ECO57 : μPLANET – microPlastic Long-range transport Assessment aNd Estimation Tools

Description

Recent research has highlighted the apparent ubiquity of plastic debris, including Microplastic Particles (MPs), across the planet and particularly in the oceans. The release of MPs to the environment represents a particular concern given their resistance to degradation. The continuous release of MPs to the environment combined with their environmental persistence may represent environmental and human health risks in the future. It has been further observed that the density, size and shape of some MPs make them susceptible to long-range environmental transport (LRET) in either air or water. However, the extent to which MPs detected in remote regions reflect LRET or are simply the product of local emissions remains highly uncertain. Lastly, plastic materials are known to contain a range of chemical additives at varying inclusion levels. In addition to the primary polymers used in their manufacture, along with unreacted monomers, chemical plasticizers, anti-oxidants, flame retardants and UV stabilizers are often incorporated. The concern that MPs may be subject to LRET has, therefore, resulted in suggestions that this could facilitate the particle-bound mobility (and LRET) of plastic additive chemicals (PACs) to remote regions.

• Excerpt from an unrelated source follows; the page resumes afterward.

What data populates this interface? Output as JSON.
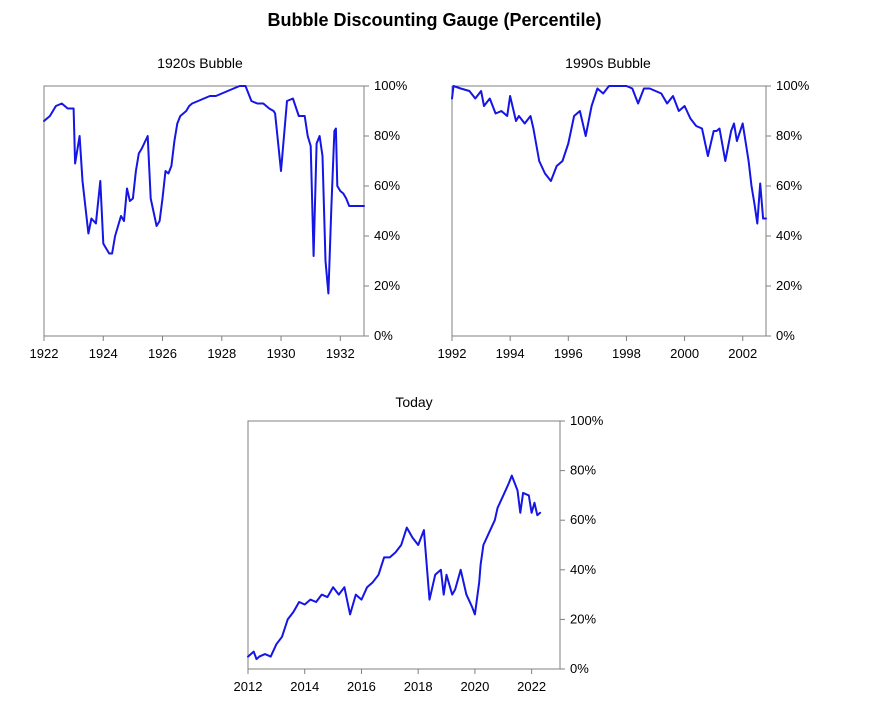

Overarching Aim: The aim of the μPLANET project is the development of a robust modelling framework for assessing plastic-facilitated LRET of PACs. This framework will utilise state-of-the art advances in multimedia environmental fate modelling of MPs, integrate current (and future) knowledge on the fate and transport of both MPs and naturally occurring particles with similar properties and strengthen our understanding of the key processes that influence their LRET.

Objectives: μPLANET has four specific objectives: (1) Refined parameterization of the coast to open-ocean mass transfer of MPs within the microBETR Global model, recently adapted for MPs under LRI ECO 48; (2) Development and application of riverine to ocean transport models aimed at supporting an improved evaluation of the relative strength of terrestrial MP sources of MPs and their transport to the ocean along with incorporation into microBETR; (3) Development of LRET metrics for screening and prioritizing the properties of MPs and a set of environmental scenarios needed to facilitate the evaluation of their LRET; and (4) integration of project outputs into a flexible tool that can be seamlessly incorporated into the modelling framework developed under LRI ECO 56.